Agora em maio último, o primeiro-ministro japonês, na reunião do G7, deu uma entrevista ao Le Monde, dizendo o seguinte: “Nova crise global financeira está no horizonte”. Tentaram desfazer, mas ele já havia dado a entrevista. O banqueiro e professor francês, Patrick Artus, disse que a crise de 2007-2008 levou a um estado de “crise financeira permanente” na economia mundial. Em entrevista há pouco tempo (Valor Econômico), comentou que recém-lançara um livro sobre o assunto, intitulado A loucura dos bancos centrais. É que, além de economista, ele deve ser psiquiatra também – ou precisar dele. Mas ele ali ainda diz de importante o seguinte: “Hoje, há um excesso de liquidez de circulação, onde a base monetária do mundo, ou a liquidez criada pelos bancos centrais, é de 23 trilhões de dólares, comparada a 2 trilhões de dólares, há 20 anos. E essa liquidez, criada pelos Bancos Centrais, representa cerca de 30% do PIB mundial hoje. Era 6% no final dos anos 1990”. 

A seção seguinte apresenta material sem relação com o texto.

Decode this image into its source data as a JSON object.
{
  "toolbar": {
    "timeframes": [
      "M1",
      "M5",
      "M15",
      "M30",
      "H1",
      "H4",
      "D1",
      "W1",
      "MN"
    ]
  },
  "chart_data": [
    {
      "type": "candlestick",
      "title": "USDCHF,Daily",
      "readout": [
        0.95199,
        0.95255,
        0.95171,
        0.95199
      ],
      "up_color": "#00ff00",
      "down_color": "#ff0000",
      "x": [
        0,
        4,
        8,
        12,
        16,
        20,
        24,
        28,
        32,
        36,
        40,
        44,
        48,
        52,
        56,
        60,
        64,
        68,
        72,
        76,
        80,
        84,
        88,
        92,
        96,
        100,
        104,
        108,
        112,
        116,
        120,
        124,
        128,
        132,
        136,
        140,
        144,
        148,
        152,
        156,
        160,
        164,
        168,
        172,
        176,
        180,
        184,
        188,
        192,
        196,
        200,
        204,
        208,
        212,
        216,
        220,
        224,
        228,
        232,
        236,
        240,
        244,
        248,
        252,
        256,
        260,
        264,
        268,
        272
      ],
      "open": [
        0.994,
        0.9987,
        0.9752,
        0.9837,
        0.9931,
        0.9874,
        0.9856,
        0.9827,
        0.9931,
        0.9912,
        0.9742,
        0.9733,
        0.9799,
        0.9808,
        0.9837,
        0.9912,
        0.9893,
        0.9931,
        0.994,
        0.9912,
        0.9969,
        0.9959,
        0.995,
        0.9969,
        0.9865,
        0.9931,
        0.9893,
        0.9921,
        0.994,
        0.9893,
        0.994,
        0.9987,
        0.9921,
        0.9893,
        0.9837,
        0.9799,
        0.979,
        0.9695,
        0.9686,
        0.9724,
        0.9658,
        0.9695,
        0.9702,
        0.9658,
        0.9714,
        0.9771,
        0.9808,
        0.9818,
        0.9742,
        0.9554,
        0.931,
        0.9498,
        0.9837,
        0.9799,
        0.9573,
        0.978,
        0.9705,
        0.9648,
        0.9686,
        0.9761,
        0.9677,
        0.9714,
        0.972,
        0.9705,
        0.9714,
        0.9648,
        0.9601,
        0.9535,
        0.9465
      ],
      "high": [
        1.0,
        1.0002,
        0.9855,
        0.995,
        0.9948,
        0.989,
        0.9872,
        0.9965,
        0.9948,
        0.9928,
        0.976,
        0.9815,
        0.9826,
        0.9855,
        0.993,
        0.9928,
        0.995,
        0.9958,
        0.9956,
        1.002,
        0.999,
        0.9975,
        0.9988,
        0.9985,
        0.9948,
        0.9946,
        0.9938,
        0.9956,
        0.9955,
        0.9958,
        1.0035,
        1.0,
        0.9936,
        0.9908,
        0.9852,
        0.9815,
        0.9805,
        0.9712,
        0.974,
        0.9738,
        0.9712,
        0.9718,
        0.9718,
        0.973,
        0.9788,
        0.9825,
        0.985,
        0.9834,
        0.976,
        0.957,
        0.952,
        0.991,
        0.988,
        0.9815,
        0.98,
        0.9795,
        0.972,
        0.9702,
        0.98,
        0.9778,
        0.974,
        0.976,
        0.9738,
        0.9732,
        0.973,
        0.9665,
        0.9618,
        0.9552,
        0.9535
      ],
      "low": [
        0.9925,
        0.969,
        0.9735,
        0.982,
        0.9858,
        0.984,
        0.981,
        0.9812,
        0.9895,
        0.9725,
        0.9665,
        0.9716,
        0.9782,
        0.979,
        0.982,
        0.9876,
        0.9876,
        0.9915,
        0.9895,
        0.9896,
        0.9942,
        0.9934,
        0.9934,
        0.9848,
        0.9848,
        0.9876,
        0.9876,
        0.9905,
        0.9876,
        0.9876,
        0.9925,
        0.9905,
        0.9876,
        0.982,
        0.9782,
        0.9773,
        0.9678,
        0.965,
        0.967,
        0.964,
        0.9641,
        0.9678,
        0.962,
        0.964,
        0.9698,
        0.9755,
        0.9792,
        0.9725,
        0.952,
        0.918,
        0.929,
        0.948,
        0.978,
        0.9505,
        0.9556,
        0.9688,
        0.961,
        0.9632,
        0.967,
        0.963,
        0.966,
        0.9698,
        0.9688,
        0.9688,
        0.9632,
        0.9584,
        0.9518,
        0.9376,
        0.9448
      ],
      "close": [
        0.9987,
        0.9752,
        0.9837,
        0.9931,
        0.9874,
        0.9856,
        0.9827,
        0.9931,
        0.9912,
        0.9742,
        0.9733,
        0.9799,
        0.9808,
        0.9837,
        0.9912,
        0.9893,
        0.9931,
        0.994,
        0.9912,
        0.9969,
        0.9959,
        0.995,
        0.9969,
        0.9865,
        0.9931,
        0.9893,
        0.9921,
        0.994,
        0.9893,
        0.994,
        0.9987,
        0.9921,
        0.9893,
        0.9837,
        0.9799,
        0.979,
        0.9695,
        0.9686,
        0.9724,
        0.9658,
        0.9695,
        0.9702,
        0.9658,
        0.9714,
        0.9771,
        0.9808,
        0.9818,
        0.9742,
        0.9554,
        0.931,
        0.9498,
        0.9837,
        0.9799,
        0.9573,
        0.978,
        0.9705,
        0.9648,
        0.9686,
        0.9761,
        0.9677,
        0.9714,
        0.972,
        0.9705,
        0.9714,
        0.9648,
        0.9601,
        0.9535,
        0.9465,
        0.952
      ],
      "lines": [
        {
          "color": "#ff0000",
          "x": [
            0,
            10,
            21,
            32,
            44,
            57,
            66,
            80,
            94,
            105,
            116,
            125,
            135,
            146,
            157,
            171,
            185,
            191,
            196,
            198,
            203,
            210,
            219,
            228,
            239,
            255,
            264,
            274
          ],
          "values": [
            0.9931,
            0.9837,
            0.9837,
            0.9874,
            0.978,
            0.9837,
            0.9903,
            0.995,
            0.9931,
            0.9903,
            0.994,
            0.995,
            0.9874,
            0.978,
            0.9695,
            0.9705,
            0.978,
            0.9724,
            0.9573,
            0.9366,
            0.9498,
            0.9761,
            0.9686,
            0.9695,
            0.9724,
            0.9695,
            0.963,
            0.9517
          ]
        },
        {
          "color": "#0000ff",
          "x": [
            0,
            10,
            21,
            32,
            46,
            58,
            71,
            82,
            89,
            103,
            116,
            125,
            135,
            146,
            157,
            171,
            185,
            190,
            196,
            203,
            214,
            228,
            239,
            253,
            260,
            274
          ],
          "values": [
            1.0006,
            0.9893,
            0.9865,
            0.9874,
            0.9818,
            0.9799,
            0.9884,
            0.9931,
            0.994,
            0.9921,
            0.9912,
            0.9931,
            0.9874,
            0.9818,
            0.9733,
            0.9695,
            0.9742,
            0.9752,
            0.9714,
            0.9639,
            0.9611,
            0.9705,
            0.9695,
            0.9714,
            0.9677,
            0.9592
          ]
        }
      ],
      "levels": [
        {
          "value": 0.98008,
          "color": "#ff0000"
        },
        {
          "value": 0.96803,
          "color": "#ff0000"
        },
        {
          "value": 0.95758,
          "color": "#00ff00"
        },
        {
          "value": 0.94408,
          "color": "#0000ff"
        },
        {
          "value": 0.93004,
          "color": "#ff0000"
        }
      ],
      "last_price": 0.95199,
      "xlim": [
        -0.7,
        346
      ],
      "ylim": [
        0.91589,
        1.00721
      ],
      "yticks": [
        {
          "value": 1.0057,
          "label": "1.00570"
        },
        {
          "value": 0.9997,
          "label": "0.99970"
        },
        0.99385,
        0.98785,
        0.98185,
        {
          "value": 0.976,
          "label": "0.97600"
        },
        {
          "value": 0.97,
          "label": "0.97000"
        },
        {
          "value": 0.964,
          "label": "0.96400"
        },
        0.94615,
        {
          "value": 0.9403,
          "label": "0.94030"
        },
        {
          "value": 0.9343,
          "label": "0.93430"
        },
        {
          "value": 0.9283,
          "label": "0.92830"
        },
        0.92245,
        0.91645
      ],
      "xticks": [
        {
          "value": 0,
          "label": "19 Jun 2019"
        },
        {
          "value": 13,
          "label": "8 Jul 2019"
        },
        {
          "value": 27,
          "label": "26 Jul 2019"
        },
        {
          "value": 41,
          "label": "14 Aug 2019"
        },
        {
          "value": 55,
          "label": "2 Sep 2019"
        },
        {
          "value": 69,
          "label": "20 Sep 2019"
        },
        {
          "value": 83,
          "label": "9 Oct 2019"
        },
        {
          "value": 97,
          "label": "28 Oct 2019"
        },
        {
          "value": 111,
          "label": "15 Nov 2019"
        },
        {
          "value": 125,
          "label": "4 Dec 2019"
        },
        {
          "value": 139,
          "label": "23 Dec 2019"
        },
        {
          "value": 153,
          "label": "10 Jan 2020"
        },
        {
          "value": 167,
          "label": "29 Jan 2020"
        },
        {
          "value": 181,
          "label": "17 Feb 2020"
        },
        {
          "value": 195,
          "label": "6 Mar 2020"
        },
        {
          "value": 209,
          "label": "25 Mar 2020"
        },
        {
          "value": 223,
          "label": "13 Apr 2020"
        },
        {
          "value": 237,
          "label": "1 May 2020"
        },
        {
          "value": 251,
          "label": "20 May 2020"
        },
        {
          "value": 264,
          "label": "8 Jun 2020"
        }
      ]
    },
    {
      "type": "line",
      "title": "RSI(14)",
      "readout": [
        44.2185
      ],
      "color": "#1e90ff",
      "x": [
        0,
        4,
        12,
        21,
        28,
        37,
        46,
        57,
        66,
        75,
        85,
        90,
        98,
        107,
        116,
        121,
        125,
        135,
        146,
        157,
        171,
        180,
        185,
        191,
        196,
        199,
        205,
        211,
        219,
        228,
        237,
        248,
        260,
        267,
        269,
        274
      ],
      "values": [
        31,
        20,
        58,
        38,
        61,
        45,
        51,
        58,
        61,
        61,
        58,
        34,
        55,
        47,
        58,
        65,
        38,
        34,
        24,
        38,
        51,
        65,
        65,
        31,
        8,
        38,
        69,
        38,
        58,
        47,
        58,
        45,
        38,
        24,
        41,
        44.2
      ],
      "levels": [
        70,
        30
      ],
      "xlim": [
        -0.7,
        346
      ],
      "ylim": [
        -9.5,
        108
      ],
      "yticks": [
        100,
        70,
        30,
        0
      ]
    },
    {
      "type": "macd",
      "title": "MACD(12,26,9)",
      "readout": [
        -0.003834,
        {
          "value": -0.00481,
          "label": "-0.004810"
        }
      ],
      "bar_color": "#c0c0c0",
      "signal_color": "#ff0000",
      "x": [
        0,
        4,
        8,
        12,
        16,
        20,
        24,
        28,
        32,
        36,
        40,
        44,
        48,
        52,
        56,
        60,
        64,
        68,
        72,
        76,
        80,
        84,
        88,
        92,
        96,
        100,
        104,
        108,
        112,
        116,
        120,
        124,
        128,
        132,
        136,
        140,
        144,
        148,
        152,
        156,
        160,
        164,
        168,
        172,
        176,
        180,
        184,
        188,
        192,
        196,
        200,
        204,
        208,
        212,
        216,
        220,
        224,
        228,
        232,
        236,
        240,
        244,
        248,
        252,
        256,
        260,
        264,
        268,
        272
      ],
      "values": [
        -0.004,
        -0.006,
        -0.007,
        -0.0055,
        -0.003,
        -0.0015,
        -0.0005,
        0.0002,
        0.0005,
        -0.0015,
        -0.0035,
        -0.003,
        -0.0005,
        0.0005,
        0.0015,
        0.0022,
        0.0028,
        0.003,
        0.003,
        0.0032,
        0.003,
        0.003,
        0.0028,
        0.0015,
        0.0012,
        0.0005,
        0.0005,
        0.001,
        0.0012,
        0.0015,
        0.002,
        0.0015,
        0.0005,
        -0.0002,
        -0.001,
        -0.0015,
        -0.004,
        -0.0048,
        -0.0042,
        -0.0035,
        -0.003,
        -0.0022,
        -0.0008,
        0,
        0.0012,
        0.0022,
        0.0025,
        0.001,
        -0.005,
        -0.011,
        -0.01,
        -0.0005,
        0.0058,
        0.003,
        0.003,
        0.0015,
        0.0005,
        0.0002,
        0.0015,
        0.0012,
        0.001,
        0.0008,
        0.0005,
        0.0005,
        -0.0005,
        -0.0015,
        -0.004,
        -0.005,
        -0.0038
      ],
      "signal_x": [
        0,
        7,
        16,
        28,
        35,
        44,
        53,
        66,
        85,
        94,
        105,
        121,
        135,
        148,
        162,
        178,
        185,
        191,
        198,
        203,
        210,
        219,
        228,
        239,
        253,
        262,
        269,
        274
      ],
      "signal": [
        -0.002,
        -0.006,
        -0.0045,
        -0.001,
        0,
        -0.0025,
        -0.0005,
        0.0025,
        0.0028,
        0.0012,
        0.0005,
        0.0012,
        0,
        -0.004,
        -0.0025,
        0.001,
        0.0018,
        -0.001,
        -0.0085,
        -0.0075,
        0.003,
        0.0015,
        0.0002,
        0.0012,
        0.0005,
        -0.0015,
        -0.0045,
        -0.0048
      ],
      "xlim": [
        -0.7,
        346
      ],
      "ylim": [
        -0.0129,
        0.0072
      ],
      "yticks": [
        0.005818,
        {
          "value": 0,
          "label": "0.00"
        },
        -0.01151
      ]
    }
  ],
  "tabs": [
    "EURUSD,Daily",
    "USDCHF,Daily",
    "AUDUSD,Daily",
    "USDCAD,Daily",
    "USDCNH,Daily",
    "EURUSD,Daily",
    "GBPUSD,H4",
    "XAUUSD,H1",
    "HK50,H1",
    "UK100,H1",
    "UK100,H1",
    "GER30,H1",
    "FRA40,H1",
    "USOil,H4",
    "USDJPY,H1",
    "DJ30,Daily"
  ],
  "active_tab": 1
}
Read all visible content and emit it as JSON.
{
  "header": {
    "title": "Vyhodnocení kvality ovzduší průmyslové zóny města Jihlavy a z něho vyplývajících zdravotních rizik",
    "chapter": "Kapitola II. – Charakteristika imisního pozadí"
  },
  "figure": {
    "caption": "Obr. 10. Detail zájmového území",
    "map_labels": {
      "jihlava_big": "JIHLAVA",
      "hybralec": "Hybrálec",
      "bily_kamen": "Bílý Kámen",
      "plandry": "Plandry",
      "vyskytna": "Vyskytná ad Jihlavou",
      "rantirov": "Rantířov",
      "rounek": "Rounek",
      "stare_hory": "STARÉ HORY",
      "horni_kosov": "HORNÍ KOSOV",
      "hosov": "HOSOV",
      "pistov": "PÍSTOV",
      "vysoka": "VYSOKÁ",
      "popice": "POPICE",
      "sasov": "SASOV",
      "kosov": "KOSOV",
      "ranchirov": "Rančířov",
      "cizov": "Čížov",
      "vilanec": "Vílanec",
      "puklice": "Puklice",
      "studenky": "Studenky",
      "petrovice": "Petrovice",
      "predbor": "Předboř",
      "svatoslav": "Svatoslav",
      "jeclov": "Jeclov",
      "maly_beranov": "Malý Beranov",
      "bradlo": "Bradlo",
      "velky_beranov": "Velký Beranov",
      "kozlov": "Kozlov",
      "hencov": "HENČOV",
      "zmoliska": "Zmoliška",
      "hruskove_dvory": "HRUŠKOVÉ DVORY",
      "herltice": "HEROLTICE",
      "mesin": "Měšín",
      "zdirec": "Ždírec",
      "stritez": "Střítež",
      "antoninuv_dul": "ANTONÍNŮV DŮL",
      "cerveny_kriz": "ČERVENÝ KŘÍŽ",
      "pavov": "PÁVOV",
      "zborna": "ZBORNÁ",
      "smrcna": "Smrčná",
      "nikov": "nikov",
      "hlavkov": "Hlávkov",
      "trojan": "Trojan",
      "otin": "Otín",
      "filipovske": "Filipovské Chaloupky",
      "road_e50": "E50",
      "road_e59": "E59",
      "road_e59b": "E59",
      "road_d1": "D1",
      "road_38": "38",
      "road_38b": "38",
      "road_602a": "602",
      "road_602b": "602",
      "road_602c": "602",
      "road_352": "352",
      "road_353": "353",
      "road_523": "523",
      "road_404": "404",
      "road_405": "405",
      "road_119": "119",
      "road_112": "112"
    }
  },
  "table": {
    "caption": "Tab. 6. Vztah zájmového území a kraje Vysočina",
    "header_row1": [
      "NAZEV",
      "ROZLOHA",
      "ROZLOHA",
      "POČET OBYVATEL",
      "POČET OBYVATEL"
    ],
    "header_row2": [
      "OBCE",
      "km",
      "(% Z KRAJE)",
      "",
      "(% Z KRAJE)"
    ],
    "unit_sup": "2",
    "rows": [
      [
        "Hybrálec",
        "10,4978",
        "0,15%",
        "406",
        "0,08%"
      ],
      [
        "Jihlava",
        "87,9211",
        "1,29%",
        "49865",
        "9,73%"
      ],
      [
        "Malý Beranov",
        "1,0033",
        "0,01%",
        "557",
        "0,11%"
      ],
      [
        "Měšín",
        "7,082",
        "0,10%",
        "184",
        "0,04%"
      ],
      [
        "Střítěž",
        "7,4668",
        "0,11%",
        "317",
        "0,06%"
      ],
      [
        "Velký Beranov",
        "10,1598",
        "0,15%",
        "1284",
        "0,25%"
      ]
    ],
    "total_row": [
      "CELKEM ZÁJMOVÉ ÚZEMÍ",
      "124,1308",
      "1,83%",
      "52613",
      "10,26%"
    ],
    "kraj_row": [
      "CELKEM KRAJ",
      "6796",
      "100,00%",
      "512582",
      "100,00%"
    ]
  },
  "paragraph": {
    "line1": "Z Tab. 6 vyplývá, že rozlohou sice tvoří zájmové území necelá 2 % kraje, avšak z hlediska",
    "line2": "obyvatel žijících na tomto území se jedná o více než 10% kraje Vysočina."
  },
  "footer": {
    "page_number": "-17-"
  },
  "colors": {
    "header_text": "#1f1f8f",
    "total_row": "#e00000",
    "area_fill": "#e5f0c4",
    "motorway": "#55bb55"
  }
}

Nessa direção o professor Belluzzo escreveu com outro economista um artigo interessante, antes da entrevista desse Patrick, na qual ele diz o seguinte: “Em 2008, a bolha de bonds, de títulos, ações, era de 80 trilhões de dólares, hoje supera 100 trilhões de dólares. O mercado de derivativos, que usa essa bolha de bonds como colateral, supera 555 trilhões de dólares”. 

A conclusão dele, e de outros autores, é a de que estamos numa nova crise financeira. E, como disse enfaticamente Patrick, essa nova crise financeira no horizonte será pior do que a de 2008. Esse sujeito é um banqueiro de 70 anos de idade. Um homem rico, economista formado. Não tem nada que ficar dizendo tolices. Por isso, destaco que esse primeiro-ministro japonês tem toda razão em expressar que a tendência que temos pela frente é a de uma nova crise financeira.

Uma consideração final

O que considero muito pior: isso deve ocorrer quando estamos num estágio, ou numa outra fase dessa crise depressiva e cronificada, inédita, pelas características acima assinaladas, em que ela se desdobra para a periferia do capitalismo. No nosso caso, a América Latina e o Caribe, o processo que resulta da crise global e europeia, e mais recentemente a desaceleração (controlada) da China, reserva-nos um agravamento no descenso das taxas de crescimento econômico e um aumento do desemprego desde o segundo semestre de 2011 (Cepal, Comissão Econômica para a América Latina).